Tuesday, August 30, 2011
Reflecting on the Past
I remember when we got together at this one lunch at a place close to my house. There were more people at that one, hmm, come to think of it, that one was different too because a girl drug her kids there when we asked her not to and I was stuck "entertaining" them and missing out on the adult conversation. I was kind of excited because at that point, I'd lost 75 lbs and didn't know if people would notice or not. The last time I saw those people I was about 35 pounds heavier because they never saw me at my heaviest. No one noticed and I was bummed.

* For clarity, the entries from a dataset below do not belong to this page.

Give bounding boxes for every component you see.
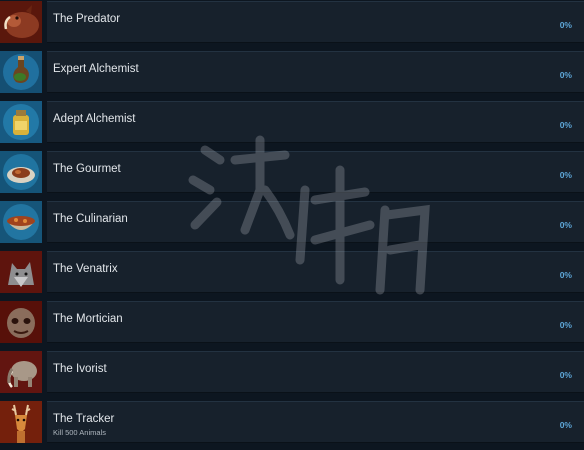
achievement-title: Expert Alchemist — [53, 63, 139, 75]
wolf-icon — [0, 251, 42, 293]
achievement-progress: 0% — [559, 20, 572, 30]
achievement-progress: 0% — [559, 420, 572, 430]
achievement-row[interactable]: Expert Alchemist 0% — [0, 50, 584, 94]
achievement-row[interactable]: The Predator 0% — [0, 0, 584, 44]
achievement-description: Kill 500 Animals — [53, 428, 106, 437]
achievement-title: The Mortician — [53, 313, 123, 325]
achievement-panel: The Gourmet 0% — [47, 151, 584, 193]
achievement-row[interactable]: Adept Alchemist 0% — [0, 100, 584, 144]
achievement-title: The Venatrix — [53, 263, 118, 275]
achievement-progress: 0% — [559, 70, 572, 80]
decayed-head-icon — [0, 301, 42, 343]
achievement-title: The Gourmet — [53, 163, 121, 175]
achievement-panel: The Culinarian 0% — [47, 201, 584, 243]
achievement-panel: Adept Alchemist 0% — [47, 101, 584, 143]
stew-bowl-icon — [0, 201, 42, 243]
deer-icon — [0, 401, 42, 443]
achievement-progress: 0% — [559, 270, 572, 280]
achievement-title: The Predator — [53, 13, 121, 25]
achievement-panel: Expert Alchemist 0% — [47, 51, 584, 93]
food-plate-icon — [0, 151, 42, 193]
achievement-list: The Predator 0% Expert Alchemist 0% Adep… — [0, 0, 584, 450]
achievement-row[interactable]: The Culinarian 0% — [0, 200, 584, 244]
achievement-title: The Culinarian — [53, 213, 128, 225]
achievement-progress: 0% — [559, 370, 572, 380]
boar-icon — [0, 1, 42, 43]
achievement-panel: The Tracker Kill 500 Animals 0% — [47, 401, 584, 443]
achievement-row[interactable]: The Gourmet 0% — [0, 150, 584, 194]
mammoth-icon — [0, 351, 42, 393]
achievement-row[interactable]: The Mortician 0% — [0, 300, 584, 344]
achievement-panel: The Venatrix 0% — [47, 251, 584, 293]
achievement-title: Adept Alchemist — [53, 113, 136, 125]
achievement-progress: 0% — [559, 220, 572, 230]
achievement-panel: The Predator 0% — [47, 1, 584, 43]
achievement-row[interactable]: The Tracker Kill 500 Animals 0% — [0, 400, 584, 444]
achievement-panel: The Mortician 0% — [47, 301, 584, 343]
achievement-title: The Tracker — [53, 413, 115, 425]
potion-jar-icon — [0, 101, 42, 143]
achievement-panel: The Ivorist 0% — [47, 351, 584, 393]
achievement-row[interactable]: The Ivorist 0% — [0, 350, 584, 394]
achievement-title: The Ivorist — [53, 363, 107, 375]
achievement-progress: 0% — [559, 170, 572, 180]
achievement-progress: 0% — [559, 320, 572, 330]
achievement-row[interactable]: The Venatrix 0% — [0, 250, 584, 294]
potion-flask-icon — [0, 51, 42, 93]
achievement-progress: 0% — [559, 120, 572, 130]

When we got together last year, I'd lost about 145ish pounds and I thought "surely they'll notice now!" I met with one of the ladies I was close to earlier so we could shoot da poo as saucy as we wanted to before the two other, more conservative ones got there. I was shocked to see how much weight she'd gained. Actually I didn't recognize her. I thought it was her because it was her car but then I thought no because that didn't look like her. It wasn't until she knocked on my window that I knew for sure. When the others arrived I could tell when I stood up that they wanted to say something about my weight loss but then saw her and didn't want to make her uncomfortable so I was relegated to the "you look great" generic comment. Sigh. It's not like I needed these women's praise but it's always nice to have people you don't see often recognize that you're changing your life. But for my friends' sake I was okay with them not noticing. The one lady told me in line she didn't even recognize her and was worried. I agreed. This explained why she refused to post her picture on Facebook and why I no longer recognized my friend.
Then yesterday, I kept a close watch for my friend's car now that I knew what she looked like. I saw her car and waved and when she got out of the car it was clear she gained more weight and a lot of it in her neck which scares the hell out of me because I don't want her to die in her sleep. She immediately told me how wonderful I looked and called me all kinds of names like "skinny minnie" and "Ms Thin Butt" (I wish). She said she needed to do something about her weight but didn't have the energy to do anything or start. I related. I remembered that feeling. Waiting for that mystery motivation that never came. I said a little prayer that something would kick her in the butt for her own health. I'm so worried about her and she's a smoker too so it's more than just weight. When the other ladies arrived, they told me I looked wonderful (the blanket compliment) but I knew what they meant and I was fine with it. When my friend and I went up in line as the ladies who had just arrived sat down, we went back to the table and they both said "you have lost SO MUCH WEIGHT!" and fawned over me a bit, asked how I did it, etc.
I'll admit, it was a boost I desperately needed to remind me that I do, in fact, look different even with this irritating plateau. It was nice to get the recognition. I wanted a pic of all of us and my friend who doesn't post her picture said "DON'T put this on Facebook!" I assured her I wouldn't and I had another one taken with the three of us so I could have one that I could post. When I posted it, a girl we all used to work with about 10 years ago said it was a good picture and I looked absolutely wonderful. I couldn't help but smile a bit. So it was nice to get together with these ladies and reminisce over good times and not so good times at our former place of employment. I hope to have more off by the next get together, whenever that is, to prove this isn't a fluke. I hope that my friend finds it in her to do something about her weight for health's sake because I'm afraid for her.
In reflecting on the past and these lunches we have, I am glad that with pictures taken at each one that I can see a difference in myself not just in my appearance but what I eat. Our first one from the time I quit, I was almost at my highest and I felt it not just physically but in the steering wheel that now rubbed my stomach in the car. I ate an Asiago bagel and water because I didn't want them to see me eat more. (Yeah because you know, it wasn't obvious I ate!) The next time I ate an Asiago bagel, fruit salad (gross from there) and water because I was watching it more. This time, I ate my fruit salad and apple before I left and ate a whole grain bagel with a mini tub of cream cheese instead of the whole 2 oz and water and was fine. I ate that way because I wanted to, not because of shame or what I felt I should eat but because that's how I eat. I've come a long way not just weight wise but mentally and that is the best change of all.